Guide: Implementing a Custom Model (Backbone)

This guide explains how to add a new neural network architecture (backbone) to the library.

Overview

The backbone model predicts the denoising distribution. It takes the noisy tokens $x_t$ and the noise level $\sigma_t$ (or time $t$) as input, and outputs logits over the vocabulary.

Step 1: Define the Interface

Your model class must implement the following forward signature:

def forward(self, x_t: torch.Tensor, sigma: torch.Tensor) -> torch.Tensor:
    """
    Args:
        x_t: [batch, seq_len] LongTensor of token IDs
        sigma: [batch] FloatTensor of noise levels (or None if not time-conditioned)

    Returns:
        logits: [batch, seq_len, vocab_size] FloatTensor
    """

Step 2: Implement the Model

Create a new file src/discrete_diffusion/models/my_transformer.py.

import torch
import torch.nn as nn

class MyTransformer(nn.Module):
    def __init__(self, config, vocab_size: int):
        super().__init__()
        self.config = config
        dim = config.model.hidden_size

        # 1. Embeddings
        self.token_emb = nn.Embedding(vocab_size, dim)
        self.pos_emb = nn.Parameter(torch.randn(1, config.model.length, dim))

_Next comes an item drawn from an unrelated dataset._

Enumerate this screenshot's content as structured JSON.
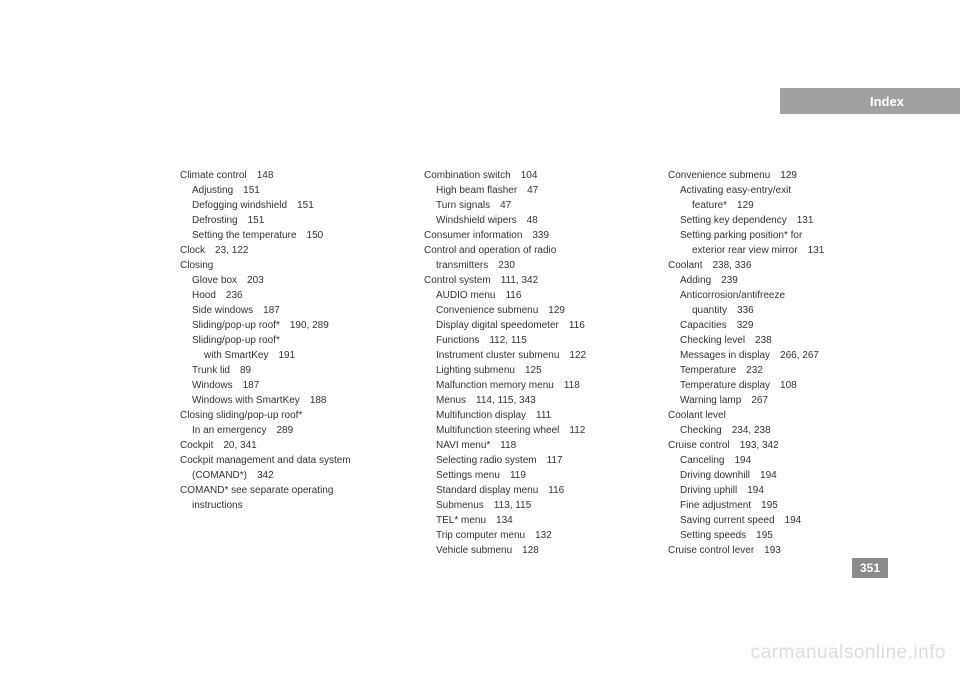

        # 2. Time Conditioning (Optional)
        self.time_conditioning = config.algo.time_conditioning
        if self.time_conditioning:
            self.time_mlp = nn.Sequential(
                nn.Linear(1, dim),
                nn.SiLU(),
                nn.Linear(dim, dim)
            )

        # 3. Main Body (e.g., PyTorch Transformer)
        layer = nn.TransformerEncoderLayer(
            d_model=dim, 
            nhead=config.model.n_heads,
            dim_feedforward=dim * 4,
            dropout=config.model.dropout,
            batch_first=True
        )
        self.encoder = nn.TransformerEncoder(layer, num_layers=config.model.n_blocks)

        # 4. Output Projection
        self.head = nn.Linear(dim, vocab_size)

        # 5. Weight Tying (Optional but recommended)
        if config.model.get('tie_word_embeddings', False):
            self.head.weight = self.token_emb.weight

    def forward(self, x_t, sigma):
        # Embed tokens
        x = self.token_emb(x_t) + self.pos_emb[:, :x_t.size(1), :]

        # Inject time info
        if self.time_conditioning and sigma is not None:
            # Project sigma to embedding dimension
            t_emb = self.time_mlp(sigma.view(-1, 1)) # [B, D]
            x = x + t_emb.unsqueeze(1) # Add to all tokens

        # Process
        x = self.encoder(x)

        # Project to logits
        logits = self.head(x)
        return logits

Step 3: Register the Model

Open src/discrete_diffusion/models/registry.py and add your builder function.

# src/discrete_diffusion/models/registry.py
from .my_transformer import MyTransformer

def _build_my_transformer(config, vocab_size):
    return MyTransformer(config, vocab_size)

_BACKBONE_BUILDERS = {
    # ...
    'my-transformer': _build_my_transformer,
}

Step 4: Configure

Update your config to use the new backbone name.

# configs/algo/my_algo.yaml
backbone: my-transformer

# configs/model/small.yaml
hidden_size: 512
n_heads: 8
n_blocks: 6
dropout: 0.1
length: 1024
tie_word_embeddings: true

Advanced: Block/Partition Inputs

If your algorithm (like BD3LM) uses block indices, your model signature needs to accept them:

def forward(self, x_t, group_idxs, sigma):
    # ... use group_idxs for block-wise attention ...

Ensure you update the registry builder to pass config appropriately if your model needs to know about blocking strategies.